BESS Off-Grid: Desafios de Proteção na Transição de Grid-Following para Grid-Forming

Este artigo analisa os desafios de proteção e seletividade em sistemas BESS off-grid durante a transição do PCS de grid-following para grid-forming, destacando variações de frequência, sobretensões transitórias e impactos nos critérios de proteção.

Estudos de Casos
BESS Off-Grid: Desafios de Proteção na Transição de Grid-Following para Grid-Forming

Introdução

Os sistemas de armazenamento de energia em baterias (BESS) têm se consolidado como uma solução técnica robusta para aplicações industriais, comerciais e sistemas off-grid. No entanto, à medida que esses sistemas passam a operar como formadores de rede (grid-forming), surgem novos desafios associados à proteção, seletividade e estabilidade dinâmica do sistema elétrico.

Este artigo apresenta uma análise técnica dos estudos de desconexão de um BESS durante a transição do modo grid-following para grid-forming, com foco nos fenômenos transitórios observados no ponto de acoplamento.
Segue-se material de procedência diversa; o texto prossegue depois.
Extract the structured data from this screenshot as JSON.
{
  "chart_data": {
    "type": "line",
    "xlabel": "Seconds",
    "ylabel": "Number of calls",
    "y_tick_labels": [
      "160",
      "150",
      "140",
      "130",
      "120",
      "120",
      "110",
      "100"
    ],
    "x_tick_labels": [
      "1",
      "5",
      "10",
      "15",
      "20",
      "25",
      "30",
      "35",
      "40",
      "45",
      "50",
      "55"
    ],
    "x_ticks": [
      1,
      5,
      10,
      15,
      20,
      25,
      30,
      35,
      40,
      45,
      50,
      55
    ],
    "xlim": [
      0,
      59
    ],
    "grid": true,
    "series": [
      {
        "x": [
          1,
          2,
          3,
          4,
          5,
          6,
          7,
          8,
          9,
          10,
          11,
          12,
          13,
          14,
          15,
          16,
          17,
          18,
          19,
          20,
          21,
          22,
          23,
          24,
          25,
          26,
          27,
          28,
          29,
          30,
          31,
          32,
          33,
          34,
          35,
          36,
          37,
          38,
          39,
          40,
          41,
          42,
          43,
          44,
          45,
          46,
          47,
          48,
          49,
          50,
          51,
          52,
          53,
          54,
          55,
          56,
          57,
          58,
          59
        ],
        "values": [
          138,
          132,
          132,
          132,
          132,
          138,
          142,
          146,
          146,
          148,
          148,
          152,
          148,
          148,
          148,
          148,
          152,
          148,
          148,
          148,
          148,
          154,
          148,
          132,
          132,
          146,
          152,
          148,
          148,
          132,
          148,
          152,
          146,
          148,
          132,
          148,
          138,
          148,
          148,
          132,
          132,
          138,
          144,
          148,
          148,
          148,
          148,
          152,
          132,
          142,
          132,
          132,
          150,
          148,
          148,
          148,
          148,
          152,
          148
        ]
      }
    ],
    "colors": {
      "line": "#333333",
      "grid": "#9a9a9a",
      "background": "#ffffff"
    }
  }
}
BESS Grid-Following x Grid-Forming

  • Grid-Following:
    O PCS opera sincronizado a uma rede existente, seguindo tensão e frequência impostas pelo sistema elétrico.

  • Grid-Forming:
    O PCS passa a estabelecer referência de tensão e frequência, assumindo comportamento semelhante ao de uma fonte síncrona virtual — essencial em sistemas ilhados (off-grid).

Essa mudança de filosofia impacta diretamente:

  • Frequência;

  • Tensão;

  • Fluxo de potência;

  • Critérios de proteção.

Desafio da transição para o modo grid-forming

Durante o ilhamento, o PCS realiza a transição automática de grid-following para grid-forming. Esse evento envolve:

  • Variações abruptas de frequência (Δf);

  • RoCoF negativo ou oscilatório;

  • Desequilíbrio momentâneo entre geração e carga;

  • Possíveis sobretensões transitórias no barramento AC.

Esses fenômenos precisam ser corretamente avaliados em estudos de proteção.

Objetivos do estudo

O estudo teve como principais objetivos:

  • Analisar a variação de frequência no instante do ilhamento;

  • Avaliar sobretensões transitórias decorrentes de sobrepotência temporária;

  • Identificar tempos críticos de atuação do controle grid-forming;

  • Destacar riscos operativos e requisitos para estudos de proteção e seletividade.

Metodologia e ferramenta de simulação

A simulação considera um BESS com PCS submetido à desconexão da concessionária, operando inicialmente como seguidor de rede e assumindo, após o ilhamento, o modo formador de rede.

O aumento súbito da carga industrial gera:

  • Desequilíbrio de potência;

  • Queda transitória de frequência;

  • Atuação da inércia virtual e dos controles primário e secundário do PCS.

Foram analisados:

  • Frequência;

  • RoCoF;

  • Potência;

  • Tensão no barramento AC.

Análise dos resultados

🔹 Variação de frequência e RoCoF

A desconexão da concessionária resulta em RoCoF negativo, caracterizando um sistema “pesado”, onde a carga se comporta como uma perturbação dominante.

🔹 Atuação dos controles do PCS

O controle primário atua rapidamente, enquanto o controle secundário ajusta a frequência por meio da injeção de potência, estabilizando o sistema após o evento transitório.

🔹 Sobretensão no modo ilhado

Com o BESS assumindo a referência de tensão, observa-se sobretensão transitória no barramento AC, especialmente nos instantes iniciais após o ilhamento.

Principais riscos operativos observados

  • Sobretensão transitória em sistemas industriais sensíveis;

  • Atuação indevida de proteções de tensão e frequência;

  • Dificuldade de coordenação de proteções em sistemas off-grid;

  • Necessidade de revisão de critérios tradicionais de seletividade.

Implicações para estudos de proteção e seletividade

A operação de BESS como grid-forming exige:

  • Estudos dinâmicos detalhados;

  • Avaliação de tempos de resposta do PCS;

  • Revisão dos ajustes de proteção;

  • Análise específica de desequilíbrios de corrente.

Conclusões

O BESS se mostra uma solução técnica viável e robusta, oferecendo flexibilidade operativa e suporte dinâmico de potência. No entanto, a operação em modo grid-forming introduz fenômenos transitórios relevantes, especialmente relacionados a variações de frequência e tensão.

A implementação segura de sistemas off-grid deve ser acompanhada de:

  • Estratégias de controle adequadas;

  • Simulações dinâmicas detalhadas;

  • Validação em campo.

Garantindo, assim, desempenho, segurança e confiabilidade do sistema elétrico.